International Companion Encyclopedia of Children’s Literature

(Marvins-Underground-K-12) #1

The meaning of children’s literature as ‘books which are good for children’ in turn
crucially indicates that the two constituent terms—‘children’ and ‘literature’ —within the
label ‘children’s literature’ cannot be separated and traced back to original independent
meanings, and then reassembled to achieve a greater understanding of what ‘children’s
literature’ is. Within the label the two terms totally qualify each other and transform
each other’s meaning for the purposes of the field. In short: the ‘children’ of ‘children’s
literature’ are constituted as specialised ideas of ‘children’, not necessarily related in any
way to other ‘children’ (for instance those within education, psychology, sociology,
history, art, or literature), and the ‘literature’ of ‘children’s literature’ is a special idea of
‘literature’, not necessarily related to any other ‘literature’ (most particularly ‘adult
literature’).
Having said this, one of the primary characteristics of most children’s literature
criticism and theory is that it assumes that the terms ‘children’ and ‘literature’ within
‘children’s literature’ are separable and more or less independent of one another, and
that they are directly related to other ‘children’ and ‘literatures’; critics often make use
of, or refer to, theories from education, psychology, sociology, history, art or literature, in
buttressing their opinions. But in every case they transform the material from other
disciplines to fit their own particular argument.
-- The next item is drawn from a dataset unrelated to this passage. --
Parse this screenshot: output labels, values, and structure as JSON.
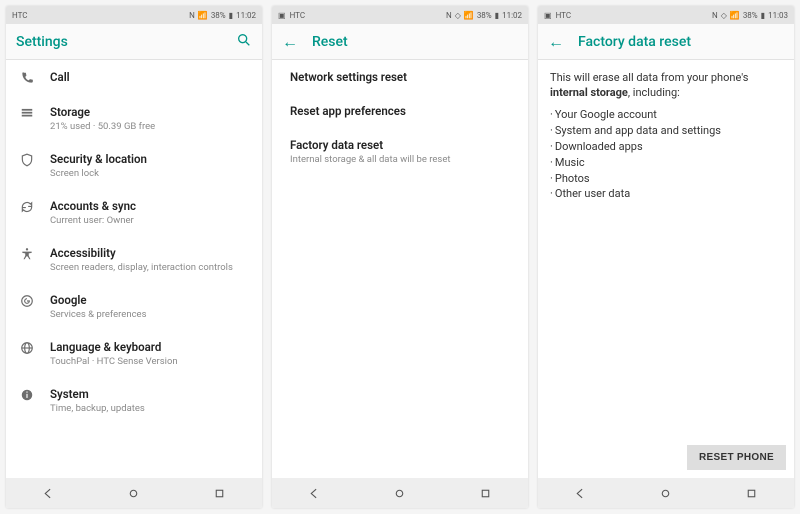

This complexity arises partly because the reading ‘child’ of children’s literature is
primarily discussed in terms of emotional responses and consciousness. Children’s
literature criticism, for instance, actually devotes little systematic discussion (but many
random comments) to cognitive issues such as the correspondence between vocabulary
lists composed by educational psychologists and the vocabulary levels in books, or to
levels of cognitive development thought to be necessary to understanding the content of
a book. These areas are regarded as the province of child psychologists, or as
appropriate to the devising of strictly functional reading schemes which are not held to
fall within ‘children’s literature’. This is the case even with the teachers’ guides to
children’s literature (such as those of Lonsdale and Mackintosh 1973; Huck 1976;
Sadker and Sadker 1977; Smith and Park 1977; Glazer and Williams 1979; and Norton
1983) which purport to be able to draw connections between psychological and
educative investigations and children’s books. (This exercise, even when it is seriously
attempted, is in any case fraught with difficulties, and even in the best cases produces
very limited results—one need only think of the ongoing debates in education on how to
teach children the basic mechanics of reading itself.) In fact, in the actual discussion of
works of children’s literature, the critics’ attention is primarily focused on whether and
how they think the book will attract the ‘child’—whether the ‘child’ will ‘love’ or ‘like’ the
book.
But it is even more relevant to the problems of children’s literature criticism that,
although the idea that ‘children’s literature’ might pose problems of definition is often
accepted and discussed by critics, the idea that the ‘child’ might pose equal—if not
greater—problems of definition is strenuously resisted. This is despite the fact that
historians such as Philippe Ariès and anthropologists such as Margaret Mead and
Martha Wolfenstein (1955) have argued in classic studies that—at the very least—
definitions of ‘childhood’ have differed throughout history, and from culture to culture.